Friend:
1. a person attached to another by feelings of affection orpersonal regard.
2.a person who gives assistance; patron; supporter
Real friends are rare in this day and age, people only look at people as to what they can get out of that person.
I think I can sadly say that I only have very small handful of true friends, I have many people who like to have fun and be there when all is fun and games.
Sad to say that if I died tomorrow a very small amount of people would notice because people let time go by . If people dont need something than why call your friends. And when something really serious happens thats when people flee hte scene, why hang around, To much reality to deal with. People want fun and material, fake.
My parents keep stresssin to me, how I have nobody except them. And it hurts to hear them tell me that, but in reality the are right. My husband proved it,no ones gona stick around to see my life through.

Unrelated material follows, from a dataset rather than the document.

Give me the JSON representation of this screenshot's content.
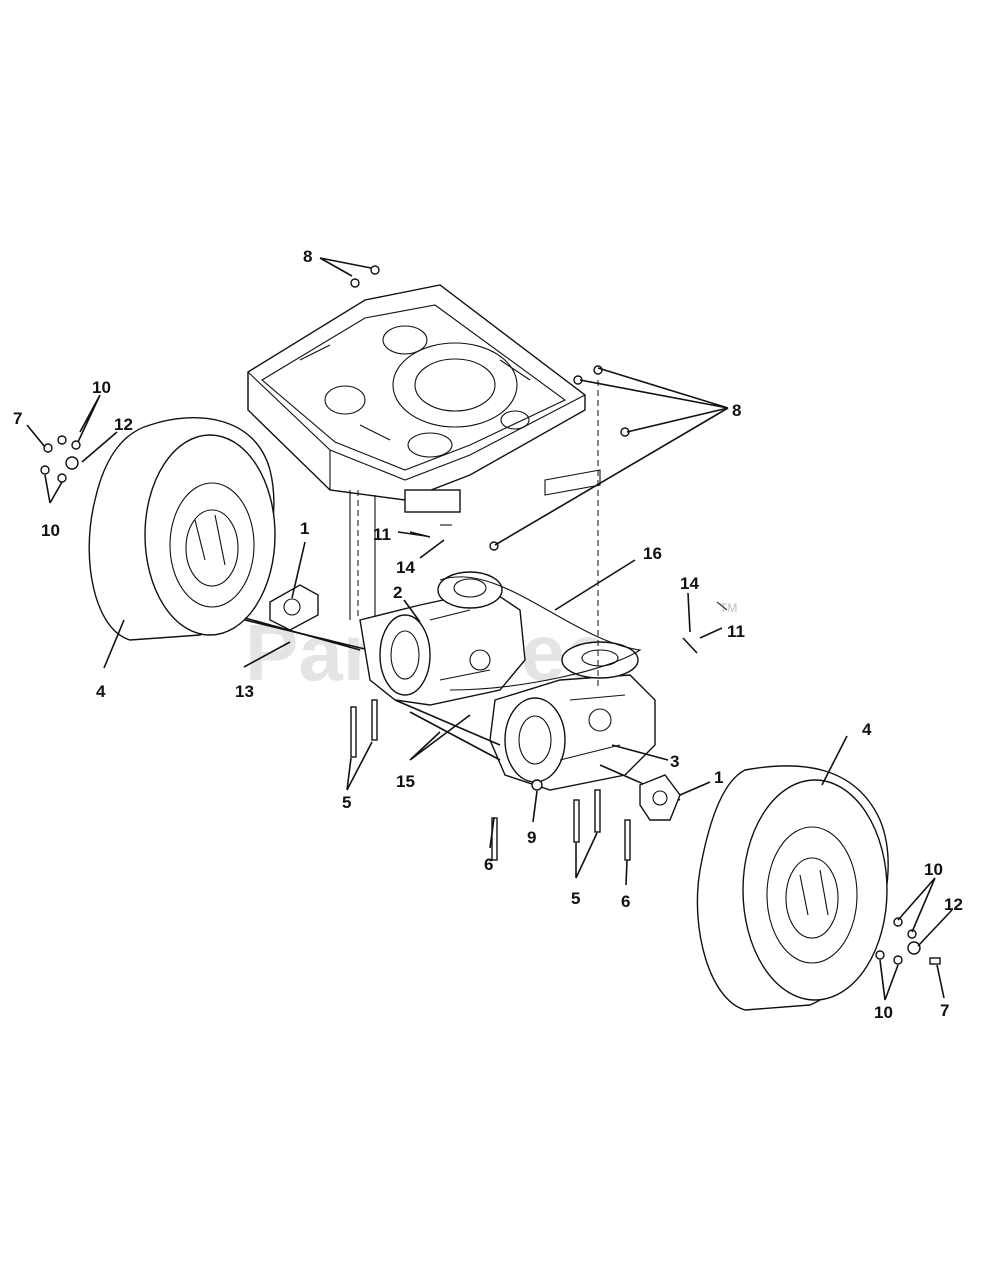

Friends are a rare word these days. I would go to the ends of the earth for people, make stupid cookies just because, take a millions buses just to see you for no reason, send a hand written letter. So many reasons, that dont involve wanting something in return except your friendship.
That is rare these days, I feel stupid acting like that, but thats just the type of person I am. I could be doing a milllion things and still make a moment for you.
This isnt to any one person, its just a general fact.
The scariest moment of my life, April 2011 Kentucky when I was in the hospital when all this sickness started again. I was paralyszed on my entire right side, and my neighbors so called friends just dropped me off and never checked back. There was one night I reallly wanted to kill myself. I was alone in this hospital, unable to speak or move, my parents and husband unknowing to where I was. That was the lowest moment of my life, alone unable to speak and I could have died there and no one would have known. To make it worse the nurses were so terriably rude and hurtful even more so cuz they knew I was alone and uncapeable to answer for myself, as they held me down, screaming with alll my might tears gushing ans they put a tube down my nose. The worse moment of my life. I seriously wanted to kill myself. What nice friends they were just left me, after I took care of all of their children like they were my own, and more.
And then that moment when my husband saw me on lifesupport unable to communicate except for blinking my eyes, and he told my mother make her your problem now.
People suck sometimes.
People dont know how to be friends. Ya people are nice and all but theres a difference between a nice person and a friend.